For a long time that was a very real question, and the section of "Last Lion" dealing most directly with that is called "The Trials and Tribulations." This is the period before and after Chappaquiddick, which the authors call his second bachelorhood. Two long chapters are devoted to the night that Kennedy's car went off the bridge, and nothing is held back. Nor are any punches pulled about the consequences to his political career, his eroded moral authority, and his personal life of excessive appetites, heavy drinking, and sexual escapades.
That's the personal side. But even in the worst of times, the youngest Kennedy brother was a growing presence within the Democratic Party, steadily building expertise and influence on the job in the Senate, and expected each four years after Robert Kennedy's 1968 assassination to be a candidate for president. When Ted challenged incumbent Jimmy Carter in 1980 and failed, that ambition finally was put to rest. Once he overcame the notion that one day he would be president, the authors argue, Kennedy's greatness began to build.
Kennedy's legislative style is crafted on four principles. First, stake out the issues that matter. While he has authored roughly 2,500 major bills over his 46 years, universal health care heads his wish list.
Second, be ready to work with Republicans, which Kennedy has, ranging from Richard Nixon to George W. Bush.
Third, don't let the perfect be the enemy of the good. His secret, says Republican Alan Simpson, is: "You take a crumb when you can't get a loaf." Kennedy learned that in 1971, when he lost his best chance for universal health care by rejecting a compromise with President Nixon.
Finally, defeating flawed legislation and blocking bad appointments are every bit as important goals as passing good laws.
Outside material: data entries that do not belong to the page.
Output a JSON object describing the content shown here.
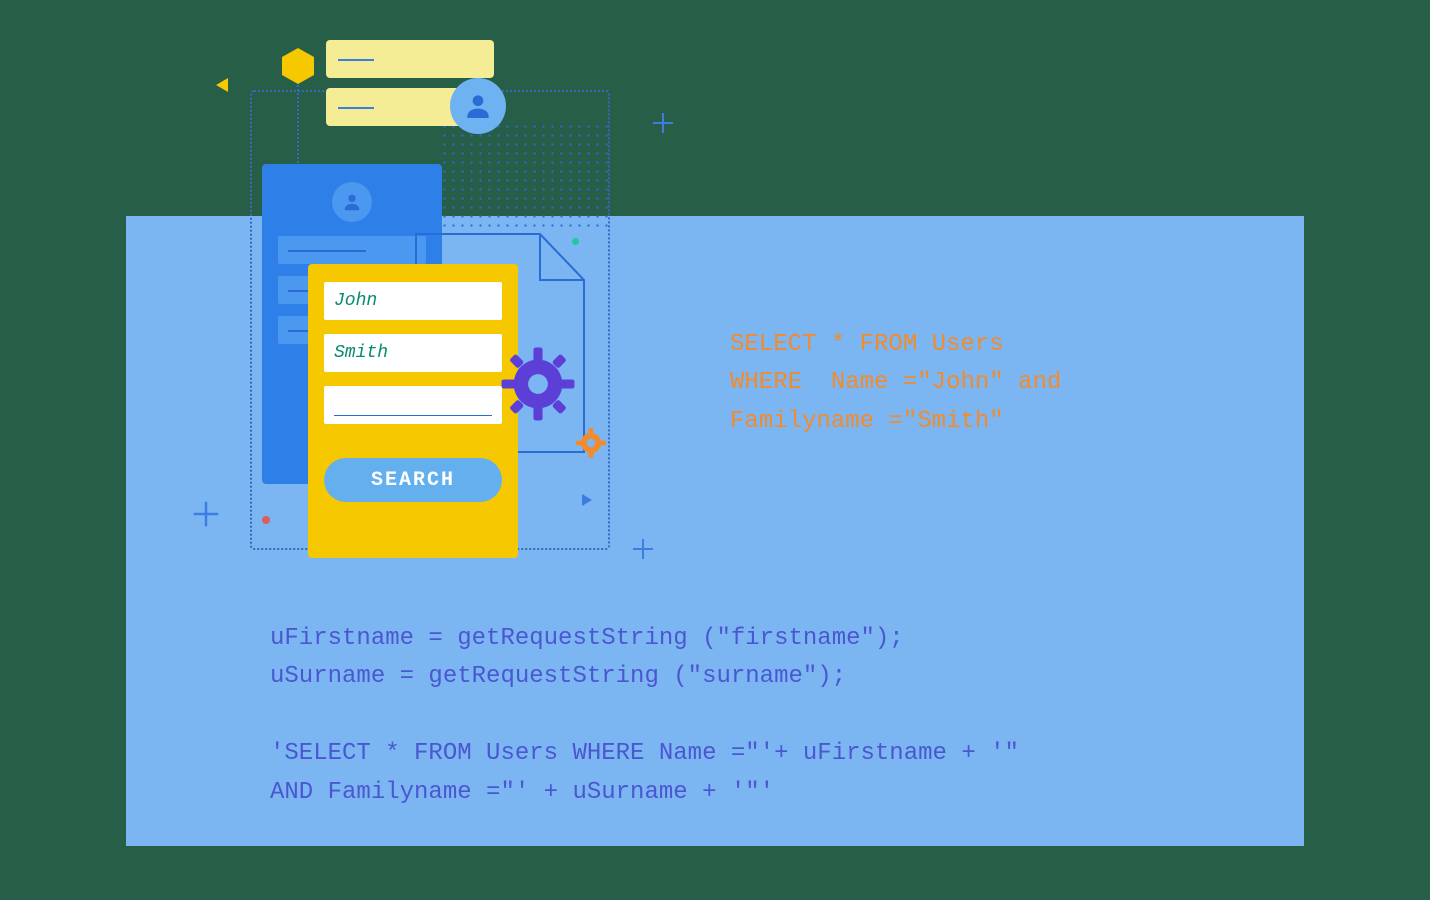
{
  "form": {
    "first_name": "John",
    "last_name": "Smith",
    "search_label": "SEARCH"
  },
  "sql": {
    "line1": "SELECT * FROM Users",
    "line2": "WHERE  Name =\"John\" and",
    "line3": "Familyname =\"Smith\""
  },
  "code": {
    "line1": "uFirstname = getRequestString (\"firstname\");",
    "line2": "uSurname = getRequestString (\"surname\");",
    "line3": "",
    "line4": "'SELECT * FROM Users WHERE Name =\"'+ uFirstname + '\"",
    "line5": "AND Familyname =\"' + uSurname + '\"'"
  }
}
In Kennedy's case, think of his undercutting Robert Bork's Supreme Court confirmation and preventing President Reagan from rolling back civil rights laws.
The authors generously depict Kennedy as a supremely successful legislator, but in truth his record includes some truly mediocre lawmaking. Examples include the creation of HMOs and the No Child Left Behind program, on which he partnered with President George W. Bush.
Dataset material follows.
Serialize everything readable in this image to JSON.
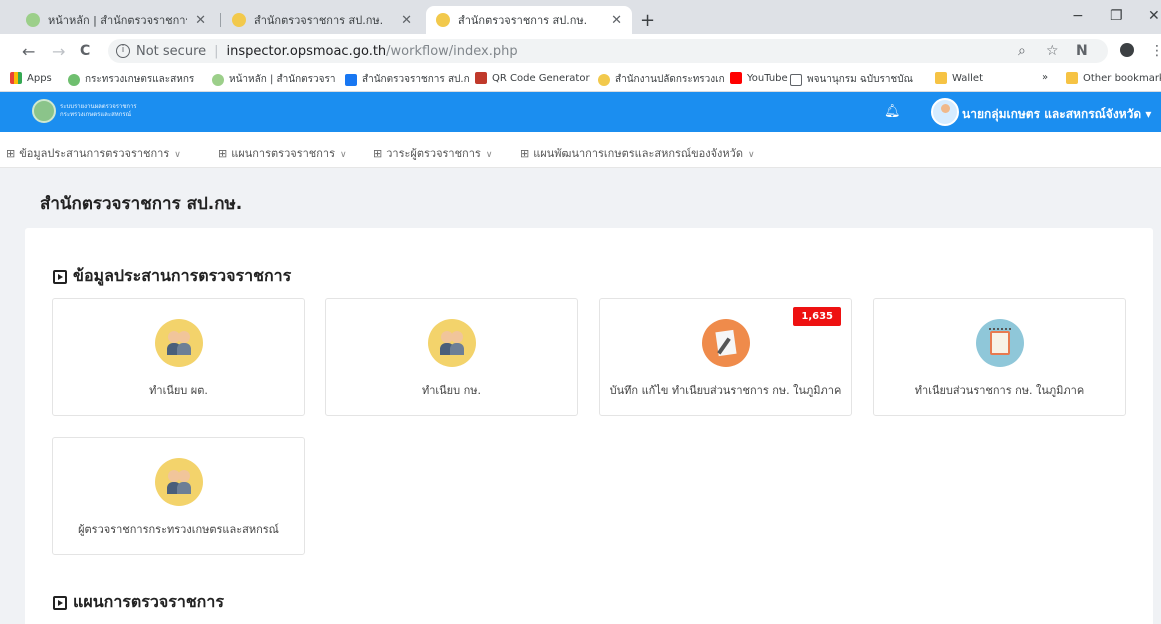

The section titled "The Redemption" chronicles the abandonment of Ted's drinking, carousing, and womanizing, for which the authors credit the daughter of an old Kennedy crony, Judge Edmund Reggie of Louisiana. Vickie Reggie, a divorcee two decades his junior, arrived on the scene when Ted was both needy and ready. The chapters on Vickie and Ted, telling how she remodeled his life, are more thoughtful and insightful than anything I have read on the subject anywhere.
"Last Lion" is a fine biography, a graceful summing up of an extraordinary life that is not yet over. It shows little sign of having been written by a team of seven, and it does not carry the tone of an obituary. With its anecdotes and political tales, it captures the wit, humor, and grace of Ted Kennedy and establishes his place, "as much a part of the Capitol as the dome or the Rotunda beneath it."
In the spring of 2007, Ted sat at Hyannis Port with Edmund Reggie, reflecting on his life and accomplishments in the Senate. Reggie urged Kennedy to retire and be content to rest on his laurels. "Some people say you and Daniel Webster are the greatest senators of all time," he said.
In a jesting tone, Kennedy responded, "What did Webster do?" Then, after his father-in-law listed more reasons for him to end his career, he added, "No, I don't think so. I'll stay in the Senate."
Ken Bode is the former politics editor of The New Republic and national political correspondent for NBC News. ![]()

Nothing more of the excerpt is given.